Das LG Halle hatte einen Streit zu entscheiden, in dem – ähnlich wie in dem kurz danach am 19.04.2023 verkündeten Urteil des BGH (VIII ZR 280/21) – um einen vom Vermieter nach Mietvertragsende geltend gemachten (fiktiven) Schadensersatzanspruch gegen den vormaligen Mieter ging, obwohl der Schadensersatzbetrag nicht für Reparaturen verwandt werden sollte und wurde und die Wohnung vom Vermieter ohne Abzug am Kaufpreis vom Vermieter verkauft wurde. Der Vermieter (Beklagter) machte mit seiner Widerklage in einem Prozess mit dem Mieter (Kläger) den Schadensersatzanspruch geltend, der vom Amtsgericht mit Teilurteil abgewiesen wurde, gegen welches der Vermieter Berufung einlegte. Auf die Berufung hob das Landgericht das Urteil auf und verwies den Rechtstreit zurück an das Amtsgericht.

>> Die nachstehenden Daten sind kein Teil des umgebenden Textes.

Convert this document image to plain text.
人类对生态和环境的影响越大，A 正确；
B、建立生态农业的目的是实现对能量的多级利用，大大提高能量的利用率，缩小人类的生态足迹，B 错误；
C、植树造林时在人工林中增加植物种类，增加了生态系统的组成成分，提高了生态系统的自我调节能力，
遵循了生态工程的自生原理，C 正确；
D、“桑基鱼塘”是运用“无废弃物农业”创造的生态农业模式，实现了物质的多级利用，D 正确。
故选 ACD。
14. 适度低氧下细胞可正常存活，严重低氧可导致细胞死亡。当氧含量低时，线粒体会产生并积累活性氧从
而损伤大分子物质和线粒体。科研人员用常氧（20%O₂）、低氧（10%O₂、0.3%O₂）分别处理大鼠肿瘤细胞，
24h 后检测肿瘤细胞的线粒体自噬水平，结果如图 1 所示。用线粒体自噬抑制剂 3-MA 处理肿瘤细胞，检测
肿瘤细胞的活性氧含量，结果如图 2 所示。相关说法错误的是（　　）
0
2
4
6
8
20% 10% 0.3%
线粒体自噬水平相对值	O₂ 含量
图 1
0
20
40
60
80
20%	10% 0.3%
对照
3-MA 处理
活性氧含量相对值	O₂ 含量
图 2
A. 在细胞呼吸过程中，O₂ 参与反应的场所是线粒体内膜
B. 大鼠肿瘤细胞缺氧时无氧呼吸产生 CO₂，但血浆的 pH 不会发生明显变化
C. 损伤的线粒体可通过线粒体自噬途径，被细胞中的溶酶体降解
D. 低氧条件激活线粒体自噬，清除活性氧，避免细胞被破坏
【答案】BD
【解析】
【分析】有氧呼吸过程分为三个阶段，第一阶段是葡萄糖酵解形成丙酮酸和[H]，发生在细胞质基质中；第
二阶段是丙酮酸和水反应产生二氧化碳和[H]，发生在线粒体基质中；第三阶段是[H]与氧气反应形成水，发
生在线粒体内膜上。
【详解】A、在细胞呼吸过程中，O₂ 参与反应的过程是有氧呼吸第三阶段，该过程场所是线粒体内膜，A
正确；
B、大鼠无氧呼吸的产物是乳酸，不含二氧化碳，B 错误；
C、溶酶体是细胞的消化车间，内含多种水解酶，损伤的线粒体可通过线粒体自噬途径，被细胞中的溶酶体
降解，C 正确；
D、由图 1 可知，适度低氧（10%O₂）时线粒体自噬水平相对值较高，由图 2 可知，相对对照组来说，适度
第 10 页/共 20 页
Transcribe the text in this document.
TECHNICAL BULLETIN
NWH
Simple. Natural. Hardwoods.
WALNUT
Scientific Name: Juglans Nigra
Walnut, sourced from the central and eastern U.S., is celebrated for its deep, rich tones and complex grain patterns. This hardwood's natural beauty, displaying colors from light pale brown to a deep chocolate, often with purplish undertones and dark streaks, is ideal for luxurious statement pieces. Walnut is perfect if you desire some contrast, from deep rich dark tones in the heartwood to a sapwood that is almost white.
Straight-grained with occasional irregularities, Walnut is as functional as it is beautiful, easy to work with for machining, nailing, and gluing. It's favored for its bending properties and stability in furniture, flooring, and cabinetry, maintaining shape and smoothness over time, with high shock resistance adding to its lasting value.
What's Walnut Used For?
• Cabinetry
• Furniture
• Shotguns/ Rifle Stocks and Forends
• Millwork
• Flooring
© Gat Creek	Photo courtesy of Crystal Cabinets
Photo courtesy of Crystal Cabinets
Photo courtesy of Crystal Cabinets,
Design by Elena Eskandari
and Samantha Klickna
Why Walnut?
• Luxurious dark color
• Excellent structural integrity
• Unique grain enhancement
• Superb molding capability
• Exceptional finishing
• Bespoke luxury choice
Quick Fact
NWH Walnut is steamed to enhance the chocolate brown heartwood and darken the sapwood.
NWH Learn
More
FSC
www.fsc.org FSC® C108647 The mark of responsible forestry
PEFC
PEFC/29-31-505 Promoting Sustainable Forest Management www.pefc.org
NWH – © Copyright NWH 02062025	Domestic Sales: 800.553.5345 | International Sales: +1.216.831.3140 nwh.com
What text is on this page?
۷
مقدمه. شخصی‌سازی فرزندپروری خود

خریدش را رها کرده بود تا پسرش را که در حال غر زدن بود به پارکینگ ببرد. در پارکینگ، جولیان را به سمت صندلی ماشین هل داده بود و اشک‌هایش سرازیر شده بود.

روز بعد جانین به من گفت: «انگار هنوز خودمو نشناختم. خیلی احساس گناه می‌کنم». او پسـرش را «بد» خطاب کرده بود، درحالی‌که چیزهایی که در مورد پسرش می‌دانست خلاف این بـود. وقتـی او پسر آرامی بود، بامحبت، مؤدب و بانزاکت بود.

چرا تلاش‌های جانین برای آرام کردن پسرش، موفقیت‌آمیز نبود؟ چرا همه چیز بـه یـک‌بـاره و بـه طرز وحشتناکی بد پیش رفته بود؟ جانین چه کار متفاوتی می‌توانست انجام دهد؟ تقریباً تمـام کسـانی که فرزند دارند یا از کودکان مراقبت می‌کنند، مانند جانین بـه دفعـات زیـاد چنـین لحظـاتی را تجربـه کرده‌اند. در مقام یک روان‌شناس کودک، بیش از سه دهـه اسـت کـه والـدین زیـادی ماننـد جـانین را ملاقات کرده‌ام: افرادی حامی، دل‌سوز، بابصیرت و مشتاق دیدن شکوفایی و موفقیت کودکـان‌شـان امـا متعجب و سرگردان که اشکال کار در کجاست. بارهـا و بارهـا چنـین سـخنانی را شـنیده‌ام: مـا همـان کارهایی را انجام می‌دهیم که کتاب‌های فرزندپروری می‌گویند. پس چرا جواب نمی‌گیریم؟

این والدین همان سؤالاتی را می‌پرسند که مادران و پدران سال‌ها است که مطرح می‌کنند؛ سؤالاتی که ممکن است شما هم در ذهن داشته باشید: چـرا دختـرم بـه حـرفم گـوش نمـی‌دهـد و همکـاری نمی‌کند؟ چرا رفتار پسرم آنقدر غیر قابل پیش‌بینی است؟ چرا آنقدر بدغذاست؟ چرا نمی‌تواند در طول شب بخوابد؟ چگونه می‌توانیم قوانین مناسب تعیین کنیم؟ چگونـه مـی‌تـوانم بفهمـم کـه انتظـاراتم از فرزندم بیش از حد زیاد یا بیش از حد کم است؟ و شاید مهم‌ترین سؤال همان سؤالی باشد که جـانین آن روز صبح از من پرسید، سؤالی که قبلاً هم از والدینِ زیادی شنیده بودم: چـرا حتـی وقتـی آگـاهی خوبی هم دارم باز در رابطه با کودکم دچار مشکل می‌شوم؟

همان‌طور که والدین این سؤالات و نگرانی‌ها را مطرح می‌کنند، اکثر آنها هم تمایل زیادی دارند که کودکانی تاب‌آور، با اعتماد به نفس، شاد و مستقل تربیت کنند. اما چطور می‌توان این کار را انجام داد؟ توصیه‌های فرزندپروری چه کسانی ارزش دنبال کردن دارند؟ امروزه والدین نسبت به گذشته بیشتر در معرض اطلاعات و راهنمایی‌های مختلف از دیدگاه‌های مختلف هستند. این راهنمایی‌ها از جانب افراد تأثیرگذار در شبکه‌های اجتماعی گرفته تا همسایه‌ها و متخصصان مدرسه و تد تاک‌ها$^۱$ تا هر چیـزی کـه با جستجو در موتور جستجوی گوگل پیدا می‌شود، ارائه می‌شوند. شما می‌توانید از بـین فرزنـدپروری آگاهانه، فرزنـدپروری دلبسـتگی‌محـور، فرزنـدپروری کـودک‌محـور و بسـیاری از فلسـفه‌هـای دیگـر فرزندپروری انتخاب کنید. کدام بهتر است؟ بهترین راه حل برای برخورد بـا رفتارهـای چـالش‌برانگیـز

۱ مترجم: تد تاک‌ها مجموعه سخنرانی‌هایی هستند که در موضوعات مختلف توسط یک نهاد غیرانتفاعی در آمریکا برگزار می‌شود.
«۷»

Das Berufungsgericht stellte darauf ab, dass es bei dem widerklagend geltend gemachten Schadensersatzanspruch nicht darauf ankäme, ob der Vermieter als Geschädigter erst fiktiven Schadensersatz geltend mache und dann verkaufe oder umgekehrt (also erst verkaufe und dann den fiktiven Schadensersatzanspruch geltend machen würde).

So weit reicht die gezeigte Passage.